Implications and Applications
Such antibodies can be developed for passive immunotherapy, to prevent infection in groups like healthcare workers who are at high risk, and to modulate the severity of infection in sick individuals. The risk of antibody-dependent enhancement (ADE), which could worsen the severity of the disease, has to be weighed carefully before using them clinically. This could be minimized by using only RBD or silenced Fc parts, without the capability for Fc-gamma or C1q binding.

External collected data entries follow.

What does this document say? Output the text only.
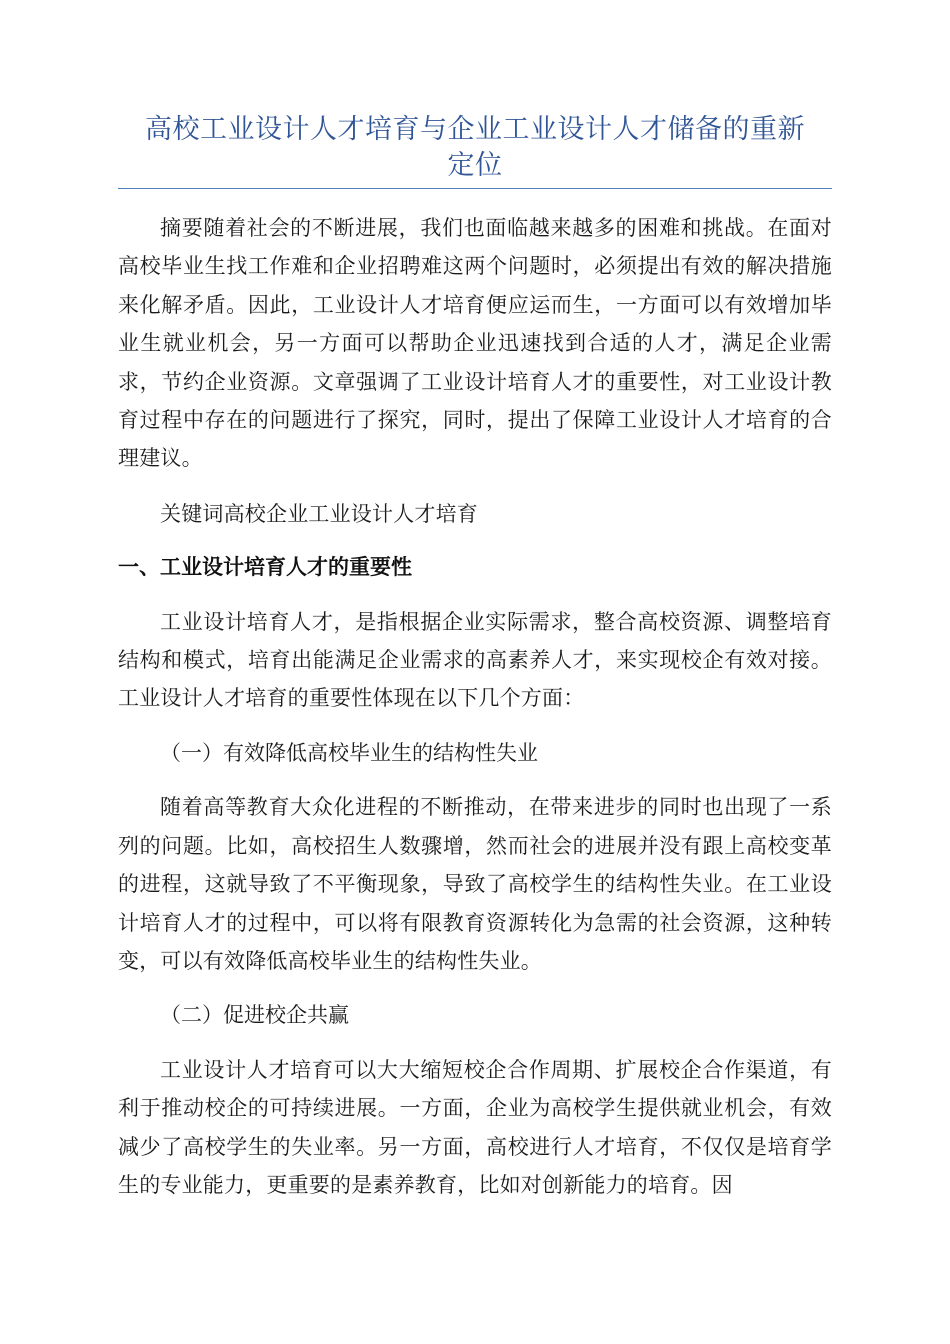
高校工业设计人才培育与企业工业设计人才储备的重新
定位

摘要随着社会的不断进展，我们也面临越来越多的困难和挑战。在面对高校毕业生找工作难和企业招聘难这两个问题时，必须提出有效的解决措施来化解矛盾。因此，工业设计人才培育便应运而生，一方面可以有效增加毕业生就业机会，另一方面可以帮助企业迅速找到合适的人才，满足企业需求，节约企业资源。文章强调了工业设计培育人才的重要性，对工业设计教育过程中存在的问题进行了探究，同时，提出了保障工业设计人才培育的合理建议。

关键词高校企业工业设计人才培育

一、工业设计培育人才的重要性

工业设计培育人才，是指根据企业实际需求，整合高校资源、调整培育结构和模式，培育出能满足企业需求的高素养人才，来实现校企有效对接。工业设计人才培育的重要性体现在以下几个方面：

（一）有效降低高校毕业生的结构性失业

随着高等教育大众化进程的不断推动，在带来进步的同时也出现了一系列的问题。比如，高校招生人数骤增，然而社会的进展并没有跟上高校变革的进程，这就导致了不平衡现象，导致了高校学生的结构性失业。在工业设计培育人才的过程中，可以将有限教育资源转化为急需的社会资源，这种转变，可以有效降低高校毕业生的结构性失业。

（二）促进校企共赢

工业设计人才培育可以大大缩短校企合作周期、扩展校企合作渠道，有利于推动校企的可持续进展。一方面，企业为高校学生提供就业机会，有效减少了高校学生的失业率。另一方面，高校进行人才培育，不仅仅是培育学生的专业能力，更重要的是素养教育，比如对创新能力的培育。因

The researchers point out the advantage of this approach to generating neutralizing antibodies: “Universal libraries from healthy donors offer the advantage that antibodies can be generated quickly and independent from the availability of material from recovered patients in a pandemic situation.”
bioRxiv publishes preliminary scientific reports that are not peer-reviewed and, therefore, should not be regarded as conclusive, guide clinical practice/health-related behavior, or treated as established information.